HIV Test Results Mixed Up: Court Lets Patient Sue Hospital For Negligence

Legal Eagle Eye Newsletter for the Nursing Profession

March 1998

  Quick Summary: The negative HIV test result reported to the patient in November, 1992 was actually someone else’s. The patient did not learn she was HIV positive until December, 1995.

  If this is true, it is ordinary negligence, not medical malpractice. The time period for the statute of limitations would not begin running when the mix-up happened, but much later when the patient discovered it.  NEW YORK SUPREME COURT, 1997.

   The patient had a routine blood draw as part of a prenatal work-up in October, 1992 and was told a month later she was HIV negative. In December, 1995 when her next child was tested at one year of age she learned the child was HIV positive. She also learned at that time that her child born in 1990 was also HIV positive.

   She got re-tested herself in December, 1995 and learned then for the first time she was HIV positive. She sued the hospital.

   The hospital filed a pre-trial motion to dismiss.

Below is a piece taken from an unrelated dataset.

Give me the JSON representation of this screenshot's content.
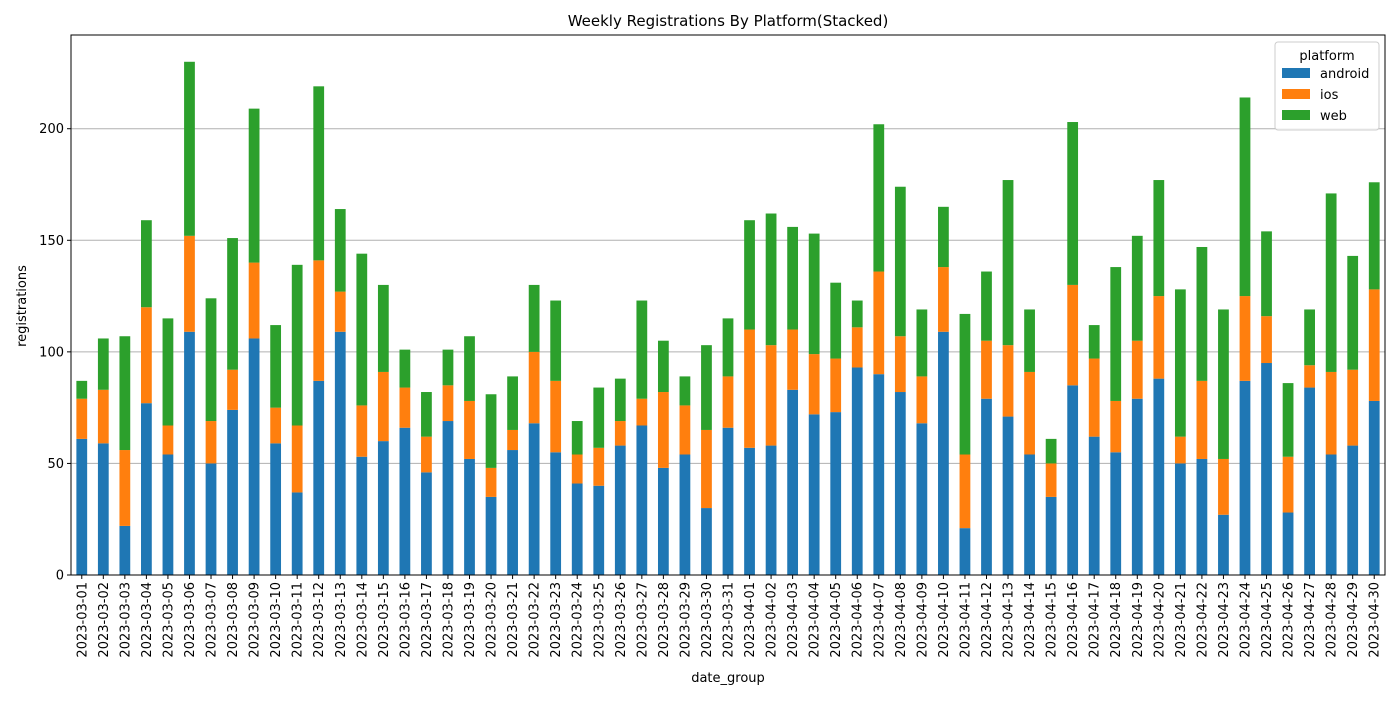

The New York Supreme Court ruled the legal premise of the suit was valid and that it should go to trial to see if the patient’s allegations could be proven.

   If a patient is given another’s HIV test results by mistake, the patient would have the right to sue the hospital, the court said.

   It would be a case of ordinary negligence, not medical malpractice, this court ruled. This technical legal distinction has the effect of significantly lengthening the statute of limitations. Playford vs. Hospital, 665 N.Y.S. 2d 1017 (Sup., 1997).